Steigende Zulassungsziffern und sinkende Importe aus anderen Auto-Ländern machten die Auto-Manager euphorisch. Die Pleite aller konkurrierenden Nahverkehrssysteme und wachsende Gewinn-Chancen auf den Dollarmärkten, der Rückzug der Anti-Auto-Fronde und der wiederkehrende Spaß der Deutschen am PS-Spiel gaben den Branchen-Größen ihre heile Welt zurück. Die 46. Internationale Automobil-Ausstellung (IAA) in Frankfurt gerät ihnen zum Tempel teutonischer Tüchtigkeit.

Drinnen in Halle 5, gleich beim Westeingang, wird Bundespräsident Walter Scheel am Donnerstag gegen zwölf dem Star der Auto-Renaissance ins Gesicht schauen: Auf einem polierten Drehpodest schwebt -- silbermetallic, viertürig und in teurer GTI-Version mit 110 PS -- Wolfsburgs neues Wohlstandssymbol, der Käfer-Killer VW »Golf«.

Als Golf in schlicht und Golf in schwarz, als Golf in Spar- und Golf in Sprintversion, als Golf für Einsame und Golf für Familien war der Mitte vergangenen Jahres präsentierte VW-Neuling auf Anhieb zum Renner der Saison geworden. Seit genau einem Jahr steht das eckige Gefährt an der Spitze der deutschen Zulassungsskala.

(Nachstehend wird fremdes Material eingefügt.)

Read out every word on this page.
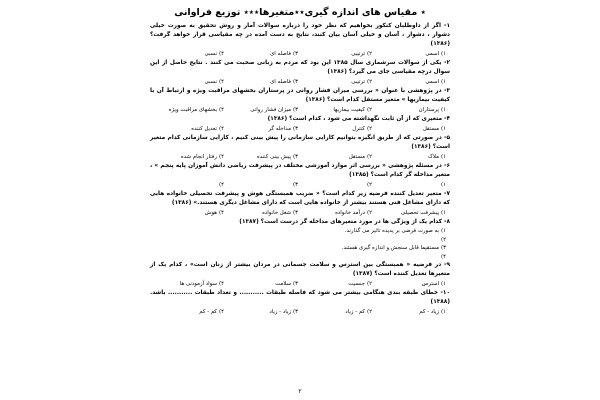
٭ مقیاس های اندازه گیری٭٭متغیرها٭٭٭ توزیع فراوانی

۱- اگر از داوطلبان کنکور بخواهیم که نظر خود را درباره سوالات آمار و روش تحقیق به صورت خیلی دشوار ، دشوار ، آسان و خیلی آسان بیان کنند، نتایج به دست آمده در چه مقیاسی قرار خواهد گرفت؟ (۱۳۸۶)

۱)اسمی
۲)ترتیبی
۳)فاصله ای
۴)نسبی

۲- یکی از سوالات سرشماری سال ۱۳۸۵ این بود که مردم به زبانی صحبت می کنند . نتایج حاصل از این سوال درچه مقیاسی جای می گیرد؟ (۱۳۸۶)

۱)اسمی
۲)ترتیبی
۳)فاصله ای
۴)نسبی

۳- در پژوهشی با عنوان « بررسی میزان فشار روانی در پرستاران بخشهای مراقبت ویژه و ارتباط آن با کیفیت بیماریها » متغیر مستقل کدام است؟ (۱۳۸۶)

۱)پرستاران
۲)کیفیت بیماریها
۳)میزان فشار روانی
۴)بخشهای مراقبت ویژه

۴- متغیری که از آن ثابت نگهداشته می شود ، کدام است؟ (۱۳۸۶)

۱)مستقل
۲)کنترل
۳)مداخله گر
۴)تعدیل کننده

۵- در صورتی که از طریق انگیزه بتوانیم کارایی سازمانی را پیش بینی کنیم ، کارایی سازمانی کدام متغیر است؟ (۱۳۸۶)

۱)ملاک
۲)مستقل
۳)پیش بینی کننده
۴)رفتار انجام شده

۶- در مسئله پژوهشی « بررسی اثر موارد آموزشی مختلف در پیشرفت ریاضی دانش آموزان پایه پنجم » ، متغیر مداخله گر کدام است؟ (۱۳۸۵)

۱)
۲)
۳)
۴)

۷- متغیر تعدیل کننده فرضیه زیر کدام است؟ « ضریب همبستگی هوش و پیشرفت تحصیلی خانواده هایی که دارای مشاغل فنی هستند بیشتر از خانواده هایی است که دارای مشاغل دیگری هستند.» (۱۳۸۶)

۱)پیشرفت تحصیلی
۲)درآمد خانواده
۳)شغل خانواده
۴)هوش

۸- کدام یک از ویژگی ها در مورد متغیرهای مداخله گر درست است؟ (۱۳۸۷)

۱)به صورت فرضی بر پدیده تاثیر می گذارند.
۲)
۳)مستقیما قابل سنجش و اندازه گیری هستند.
۴)

۹- در فرضیه « همبستگی بین استرس و سلامت جسمانی در مردان بیشتر از زنان است» ، کدام یک از متغیرها تعدیل کننده است؟ (۱۳۸۷)

۱)استرس
۲)جنسیت
۳)سلامت
۴)سواد آزمودنی ها

۱۰- خطای طبقه بندی هنگامی بیشتر می شود که فاصله طبقات ........... و تعداد طبقات ........... باشد. (۱۳۸۸)

۱)زیاد - کم
۲)کم - زیاد
۳)زیاد - زیاد
۴)کم - کم
۲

Nie, so hatte VW-König Heinrich Nordhoff, der zwanzig Jahre lang Herrscher über Käfer. Kasse und Konzern in Wolfsburg war, proklamiert, könne der Käfer ersetzt werden. Auf undenkbare Zeiten, erzählten VW-Manager noch lange nach dem Tode des Monarchen, werde der Käfer das Rückgrat der Produktion bleiben.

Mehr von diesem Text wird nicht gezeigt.